= Kevan Frost =

British composer & musician

Kevan Frost is a British Tony Award and Drama Desk Award–nominated composer, musician, and record producer.

He is recognised for his work with the musical Taboo; composing the musical score for the production alongside Boy George. This earned him and his co-composer a nomination for a Tony Award for "Best Original Score" and a Drama Desk Award nomination for "Outstanding Music". The show debuted at the West End, before heading to Broadway for one hundred performances.

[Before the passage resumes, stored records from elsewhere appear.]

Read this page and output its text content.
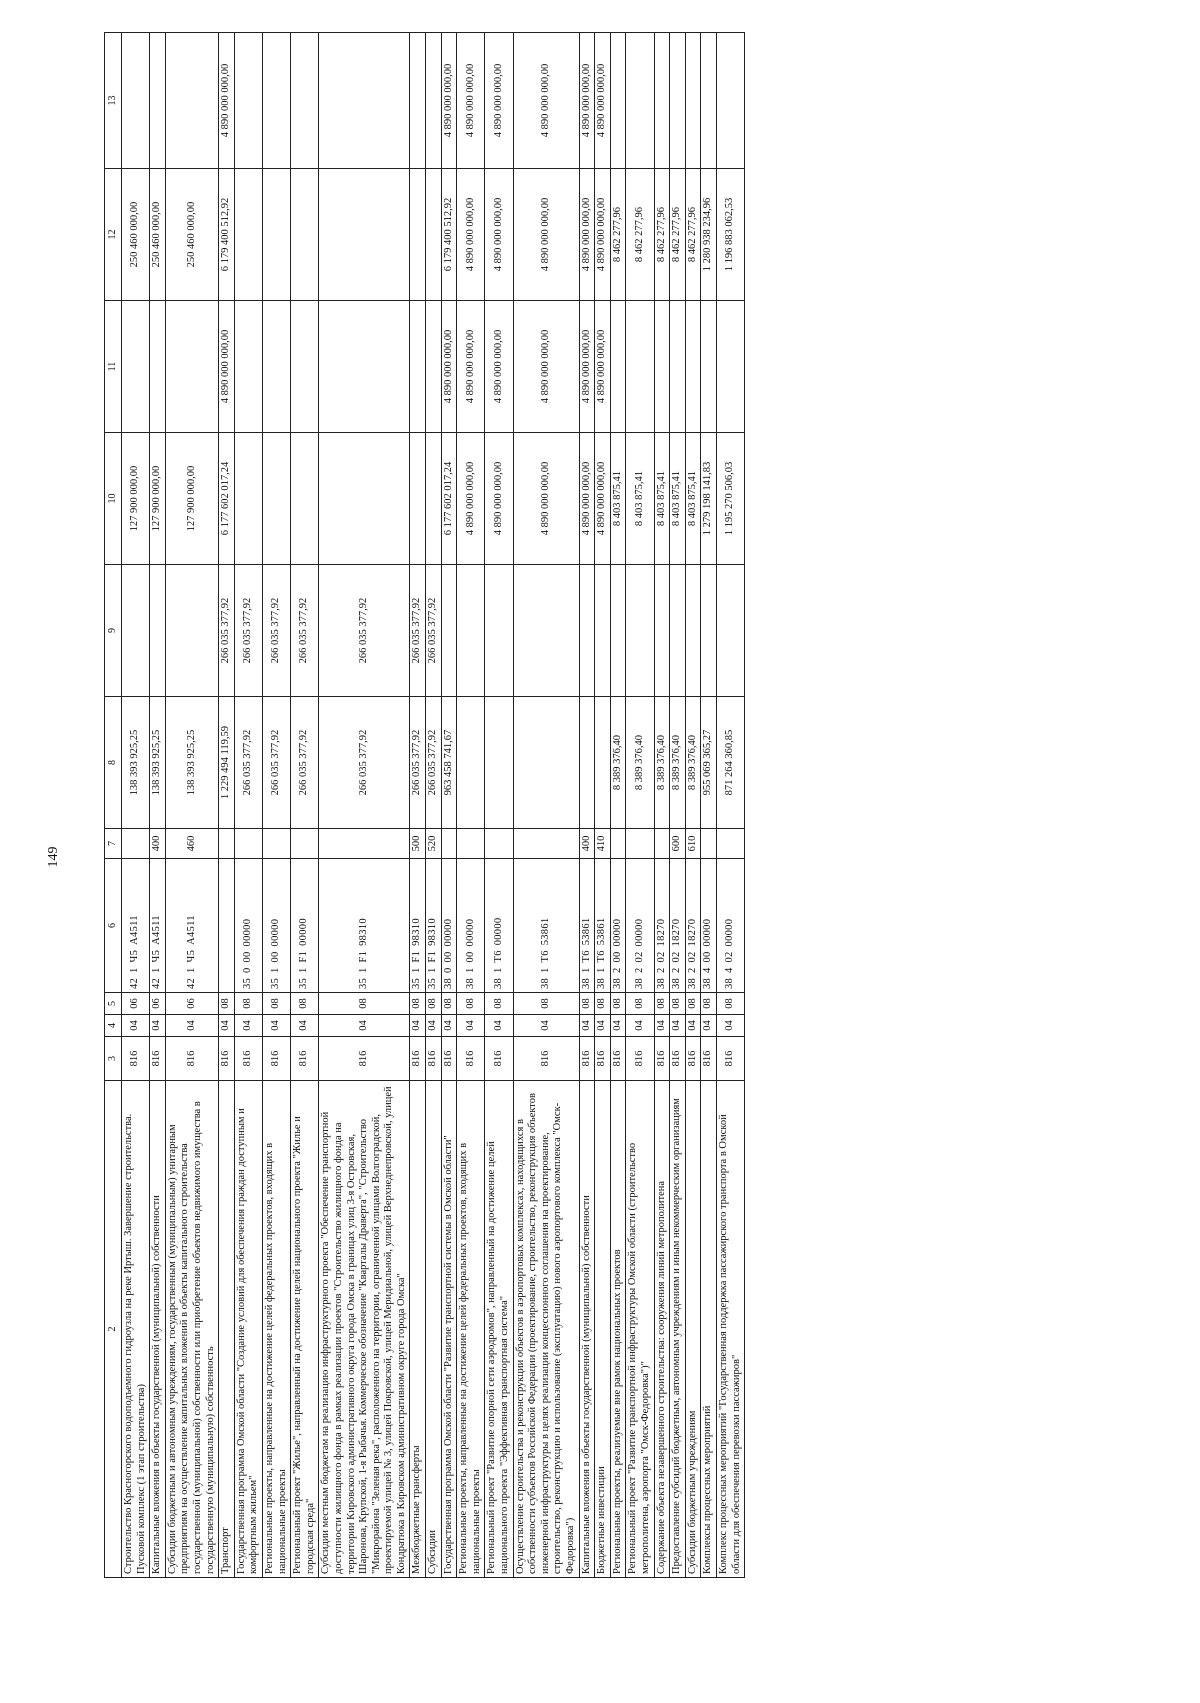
149
2	3	4	5	6	7	8	9	10	11	12	13
Строительство Красногорского водоподъемного гидроузла на реке Иртыш. Завершение строительства. Пусковой комплекс (1 этап строительства)	816	04	06	42 1 Ч5 А4511		138 393 925,25		127 900 000,00		250 460 000,00	
Капитальные вложения в объекты государственной (муниципальной) собственности	816	04	06	42 1 Ч5 А4511	400	138 393 925,25		127 900 000,00		250 460 000,00	
Субсидии бюджетным и автономным учреждениям, государственным (муниципальным) унитарным предприятиям на осуществление капитальных вложений в объекты капитального строительства государственной (муниципальной) собственности или приобретение объектов недвижимого имущества в государственную (муниципальную) собственность	816	04	06	42 1 Ч5 А4511	460	138 393 925,25		127 900 000,00		250 460 000,00	
Транспорт	816	04	08			1 229 494 119,59	266 035 377,92	6 177 602 017,24	4 890 000 000,00	6 179 400 512,92	4 890 000 000,00
Государственная программа Омской области "Создание условий для обеспечения граждан доступным и комфортным жильем"	816	04	08	35 0 00 00000		266 035 377,92	266 035 377,92				
Региональные проекты, направленные на достижение целей федеральных проектов, входящих в национальные проекты	816	04	08	35 1 00 00000		266 035 377,92	266 035 377,92				
Региональный проект "Жилье", направленный на достижение целей национального проекта "Жилье и городская среда"	816	04	08	35 1 F1 00000		266 035 377,92	266 035 377,92				
Субсидии местным бюджетам на реализацию инфраструктурного проекта "Обеспечение транспортной доступности жилищного фонда в рамках реализации проектов "Строительство жилищного фонда на территории Кировского административного округа города Омска в границах улиц 3-я Островская, Шаронова, Крупской, 1-я Рыбачья. Коммерческое обозначение "Кварталы Драверта", "Строительство "Микрорайона "Зеленая река", расположенного на территории, ограниченной улицами Волгоградской, проектируемой улицей № 3, улицей Покровской, улицей Меридиальной, улицей Верхнеднепровской, улицей Кондратюка в Кировском административном округе города Омска"	816	04	08	35 1 F1 98310		266 035 377,92	266 035 377,92				
Межбюджетные трансферты	816	04	08	35 1 F1 98310	500	266 035 377,92	266 035 377,92				
Субсидии	816	04	08	35 1 F1 98310	520	266 035 377,92	266 035 377,92				
Государственная программа Омской области "Развитие транспортной системы в Омской области"	816	04	08	38 0 00 00000		963 458 741,67		6 177 602 017,24	4 890 000 000,00	6 179 400 512,92	4 890 000 000,00
Региональные проекты, направленные на достижение целей федеральных проектов, входящих в национальные проекты	816	04	08	38 1 00 00000				4 890 000 000,00	4 890 000 000,00	4 890 000 000,00	4 890 000 000,00
Региональный проект "Развитие опорной сети аэродромов", направленный на достижение целей национального проекта "Эффективная транспортная система"	816	04	08	38 1 Т6 00000				4 890 000 000,00	4 890 000 000,00	4 890 000 000,00	4 890 000 000,00
Осуществление строительства и реконструкции объектов в аэропортовых комплексах, находящихся в собственности субъектов Российской Федерации (проектирование, строительство, реконструкция объектов инженерной инфраструктуры в целях реализации концессионного соглашения на проектирование, строительство, реконструкцию и использование (эксплуатацию) нового аэропортового комплекса "Омск-Федоровка")	816	04	08	38 1 Т6 53861				4 890 000 000,00	4 890 000 000,00	4 890 000 000,00	4 890 000 000,00
Капитальные вложения в объекты государственной (муниципальной) собственности	816	04	08	38 1 Т6 53861	400			4 890 000 000,00	4 890 000 000,00	4 890 000 000,00	4 890 000 000,00
Бюджетные инвестиции	816	04	08	38 1 Т6 53861	410			4 890 000 000,00	4 890 000 000,00	4 890 000 000,00	4 890 000 000,00
Региональные проекты, реализуемые вне рамок национальных проектов	816	04	08	38 2 00 00000		8 389 376,40		8 403 875,41		8 462 277,96	
Региональный проект "Развитие транспортной инфраструктуры Омской области (строительство метрополитена, аэропорта "Омск-Федоровка")"	816	04	08	38 2 02 00000		8 389 376,40		8 403 875,41		8 462 277,96	
Содержание объекта незавершенного строительства: сооружения линий метрополитена	816	04	08	38 2 02 18270		8 389 376,40		8 403 875,41		8 462 277,96	
Предоставление субсидий бюджетным, автономным учреждениям и иным некоммерческим организациям	816	04	08	38 2 02 18270	600	8 389 376,40		8 403 875,41		8 462 277,96	
Субсидии бюджетным учреждениям	816	04	08	38 2 02 18270	610	8 389 376,40		8 403 875,41		8 462 277,96	
Комплексы процессных мероприятий	816	04	08	38 4 00 00000		955 069 365,27		1 279 198 141,83		1 280 938 234,96	
Комплекс процессных мероприятий "Государственная поддержка пассажирского транспорта в Омской области для обеспечения перевозки пассажиров"	816	04	08	38 4 02 00000		871 264 360,85		1 195 270 506,03		1 196 883 062,53	
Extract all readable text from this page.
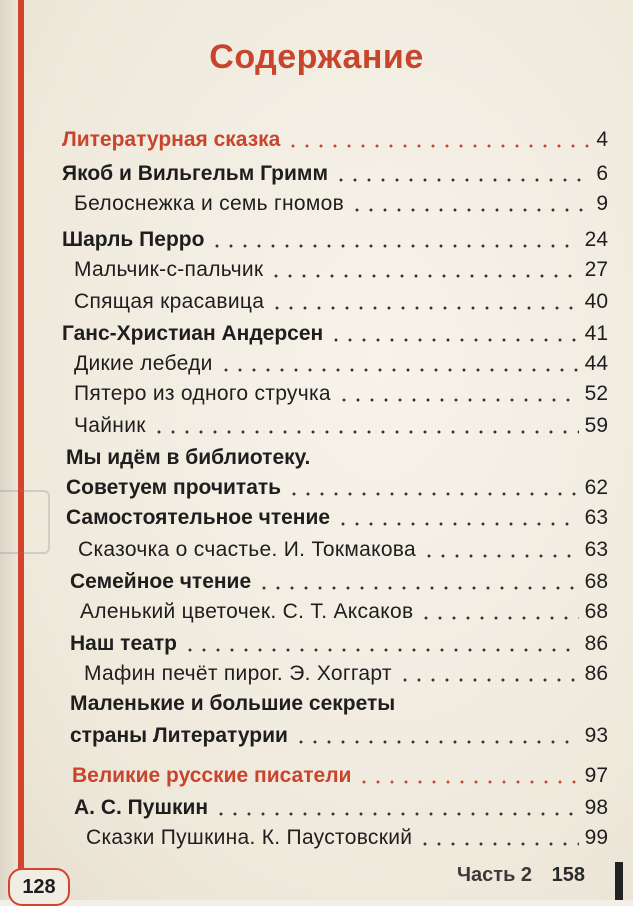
Содержание
Литературная сказка	4
Якоб и Вильгельм Гримм	6
Белоснежка и семь гномов	9
Шарль Перро	24
Мальчик-с-пальчик	27
Спящая красавица	40
Ганс-Христиан Андерсен	41
Дикие лебеди	44
Пятеро из одного стручка	52
Чайник	59
Мы идём в библиотеку.
Советуем прочитать	62
Самостоятельное чтение	63
Сказочка о счастье. И. Токмакова	63
Семейное чтение	68
Аленький цветочек. С. Т. Аксаков	68
Наш театр	86
Мафин печёт пирог. Э. Хоггарт	86
Маленькие и большие секреты
страны Литературии	93
Великие русские писатели	97
А. С. Пушкин	98
Сказки Пушкина. К. Паустовский	99
128
Часть 2 158
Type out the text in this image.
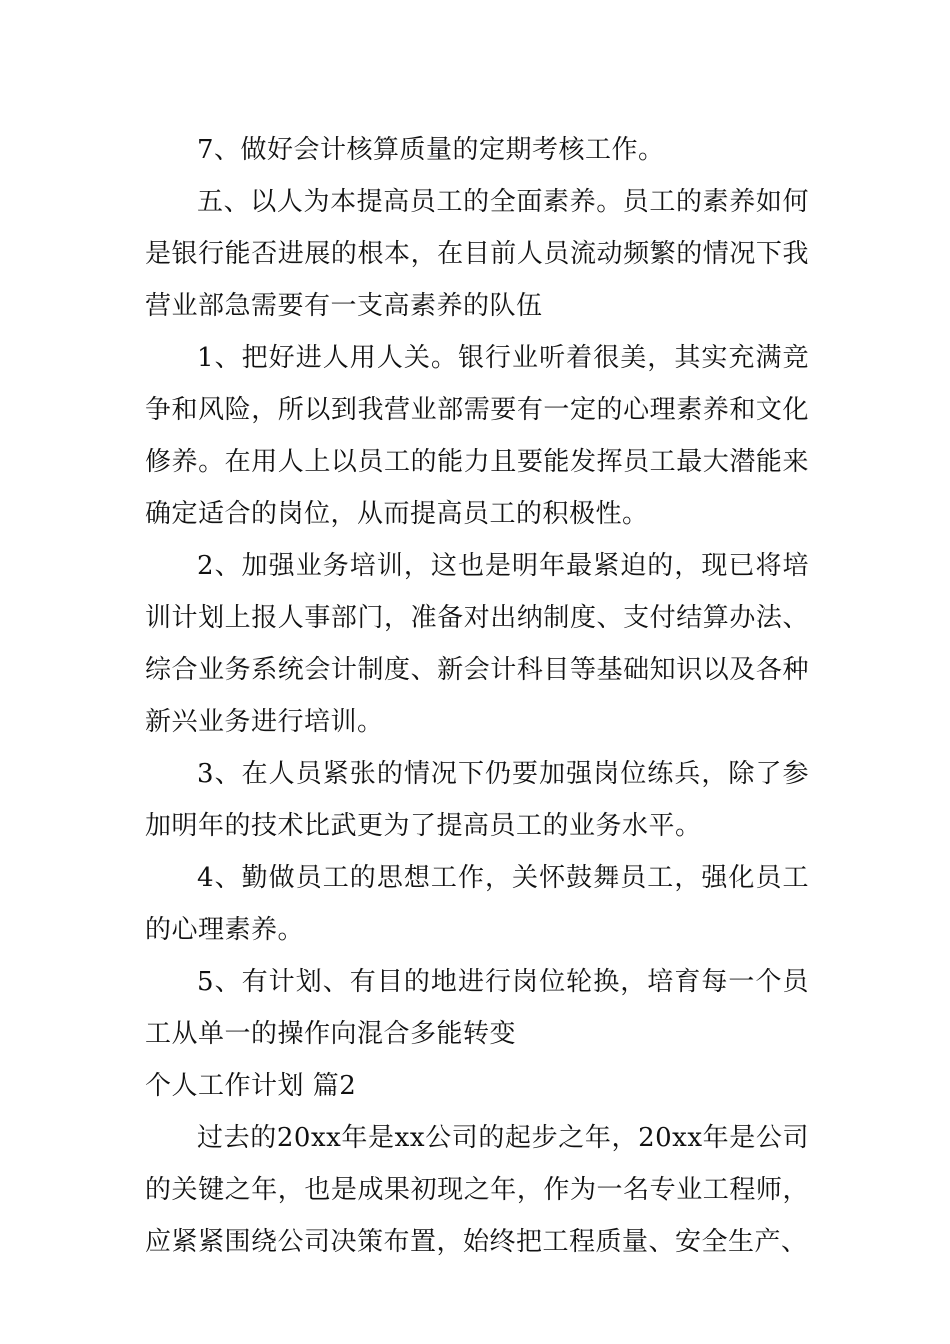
7、做好会计核算质量的定期考核工作。

五、以人为本提高员工的全面素养。员工的素养如何是银行能否进展的根本，在目前人员流动频繁的情况下我营业部急需要有一支高素养的队伍

1、把好进人用人关。银行业听着很美，其实充满竞争和风险，所以到我营业部需要有一定的心理素养和文化修养。在用人上以员工的能力且要能发挥员工最大潜能来确定适合的岗位，从而提高员工的积极性。

2、加强业务培训，这也是明年最紧迫的，现已将培训计划上报人事部门，准备对出纳制度、支付结算办法、综合业务系统会计制度、新会计科目等基础知识以及各种新兴业务进行培训。

3、在人员紧张的情况下仍要加强岗位练兵，除了参加明年的技术比武更为了提高员工的业务水平。

4、勤做员工的思想工作，关怀鼓舞员工，强化员工的心理素养。

5、有计划、有目的地进行岗位轮换，培育每一个员工从单一的操作向混合多能转变

个人工作计划 篇2

过去的20xx年是xx公司的起步之年，20xx年是公司的关键之年，也是成果初现之年，作为一名专业工程师，应紧紧围绕公司决策布置，始终把工程质量、安全生产、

Taboo then toured the UK in 2004. Frost had previously worked with Boy George as a producer for his 2002 acoustic album U Can Never B2 Straight and a musician for his 1999 album with Culture Club titled Don't Mind If I Do.

Frost is currently music director for Boy George and Culture Club. He also plays bass guitar in Boy George's band and percussion in Culture Club.

Frost is also known for his work with Matt Lucas, co-composing the music in his series Pompidou, Shooting Stars and Rock Profiles. The charity single "Thank You Baked Potato" by Lucas was produced and arranged by Frost and was number one in the UK Official streaming and download Chart.

In 2005, he produced the soundtrack album of the Christian theatre production Luv Esther.

The songs for the upcoming musical Hoods are co-written by Frost. He has also arranged and produced every song.

Brando, a new band managed by Boy George, are also being produced by Frost.

As a musician, Frost is multi-skilled. He features as an acoustic and electric guitarist on the Phatfish album Guaranteed, a keyboardist on the album Don't Mind If I Do by Culture Club and a bassist on Stuart Townend's 2008 live CD and DVD release There Is A Hope, recorded in Ireland. He is also credited on new material released by Boy George.

Frost has also played with Carleen Anderson, Mica Paris, Howard Jones, Rose Royce, Shalamar, Odyssey, Gloria Gaynor, Kim Wilde and Mark Ronson.